Their family-owned business began in 2014 and now instead of those wistfully wishing for the once popular Albert’s Mexican Village, Las Tejanitas is moving to the forefront. The name itself means Texas or Tejas Girls referring tp the mother and daughter team, Rosa and Diana and now daughter-in-law Ashley. Rosa’s husband Eduardo and their son, Eddie, are by their sides working just as hard to make sure each customer leaves satisfied with their meal.
“When we first started looking for names (for the business),” said Rosa. “I found all kinds of names with ‘taco’ in it. And the Grande Taco is my original, so, I really didn’t want others to think they were just getting another taco. Then I was talking to a friend and she said you are now talking more like a Tejana than with your own native accent,” she laughed. “So, we started out with Tacos Las Tejanitas and soon dropped the Tacos from the name.”
“My daughter and I thought we would just be serving the Grande Taco, but we had to expand quickly,” she laughed. “People wanted more and our Dollar Taco Wednesdays have them coming off the interstate to eat authentic Mexican food, whether they eat the tacos or not. One family found us traveling through to Corpus Christi and came back on their return trip to Florida. Not just one, but many families are now finding us as they travel,” she said excitedly. “It is hard to understand how they know about us.”
“But, who is this Albert?” she asked sincerely. “They say I use Albert’s hot sauce. I don’t know an Albert and people think my hot sauce is his and that I buy it at WalMart in those little jars. There is no way I could buy enough of the little jars to feed my customers.”
“We might all cook differently, but we all take turns making the hot sauce in large batches,” said Eddie. “With our recipe, it will come out tasting the same. We can’t control the heat of the peppers; even though we put in the same amount every time some batches turn out hotter than others. Definitely not bought out of WalMart.”
“Not when we have people asking for 2 or 3 cups of it at a time,” added Rosa. “The customer wants fresh and for their food to taste fresh and good.”
Las Tejanitas is decorated with traditional décor and according to the rest of the family would be more so if Rosa had her way, something she truly enjoys doing. It was perceived by some to be for the upcoming Cinco de Mayo being celebrated on Friday, May 5.
“In Mexico, we do not celebrate like in the United States,” said Eduardo. “Here, they find a reason to party,” he laughed. “There we gather and share traditional food and silent prayer. We talk about La Batalla de Pueblo, the big battle with France. We talk about the history, honor the flag, and honor the people who died in the traditional manner we were taught.”
“France had better weapons, good uniforms and a bigger army,” he continued. “Ours had sling shots and machetes. But, we had home advantage and we were motivated from winning the revolution. We won a battle that wasn’t in our favor and lives were lost.

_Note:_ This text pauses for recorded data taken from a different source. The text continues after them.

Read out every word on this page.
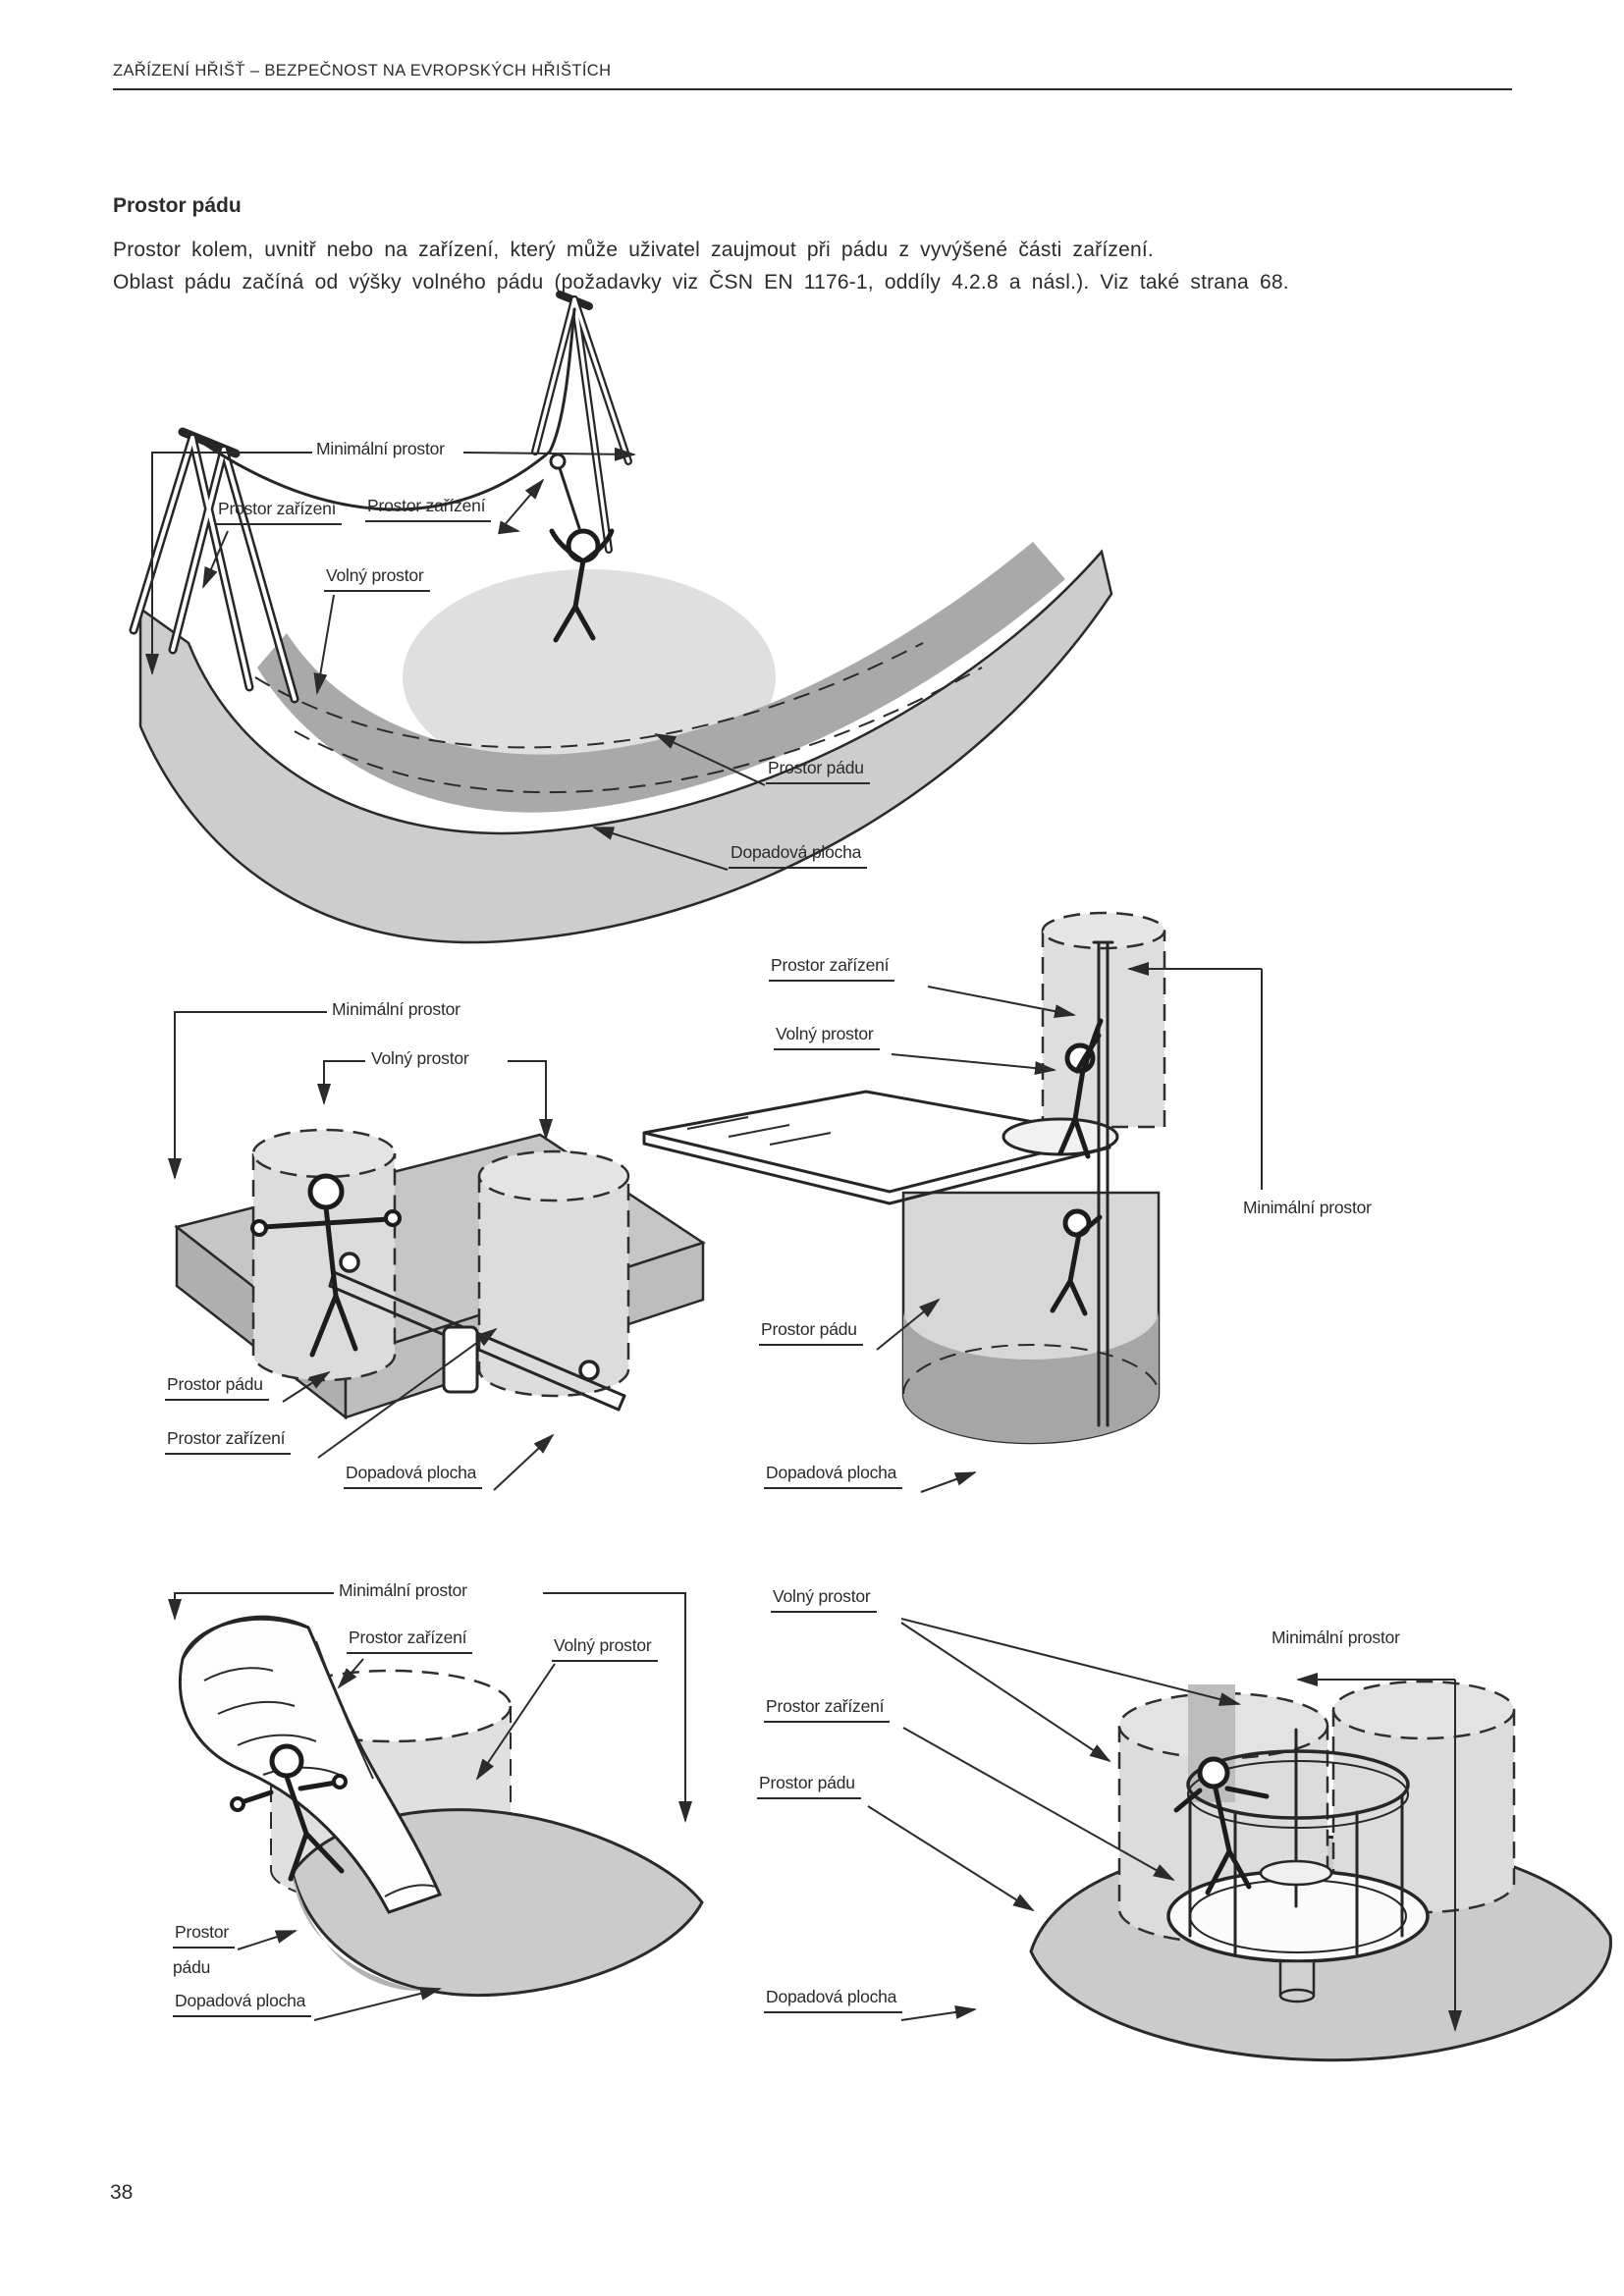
ZAŘÍZENÍ HŘIŠŤ – BEZPEČNOST NA EVROPSKÝCH HŘIŠTÍCH
Prostor pádu
Prostor kolem, uvnitř nebo na zařízení, který může uživatel zaujmout při pádu z vyvýšené části zařízení.
Oblast pádu začíná od výšky volného pádu (požadavky viz ČSN EN 1176-1, oddíly 4.2.8 a násl.). Viz také strana 68.
Minimální prostor
Prostor zařízení	Prostor zařízení
Volný prostor
Prostor pádu
Dopadová plocha
Minimální prostor
Volný prostor
Prostor pádu
Prostor zařízení
Dopadová plocha
Prostor zařízení
Volný prostor
Minimální prostor
Prostor pádu
Dopadová plocha
Minimální prostor
Prostor zařízení	Volný prostor
Prostor
pádu
Dopadová plocha
Volný prostor
Minimální prostor
Prostor zařízení
Prostor pádu
Dopadová plocha
38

We honor those who died.”
“We were surprised when we first moved here at the way it is celebrated here,” he explained. “I told Rosa to just go along, so we could learn, too, how it is done in other places.”
“Here, our community will gather with traditional foods like rice, beans, enchiladas and tacos, different kinds of salsa and we will talk the history and have silent prayer,” he said. “We are not planning a party.”
Authentic is what they strive for at Las Tejanitas and traditional customs carried on with the family. Eduardo, Rosa, Eddie, Diana and their families are establishing their own reputation – a reputation that is equivalent to that of Albert’s Mexican Village and one that appeals to the taste buds of all nationalities. Rosa now knows that comparing her hot sauce to Albert’s Famous Hot Sauce is a compliment.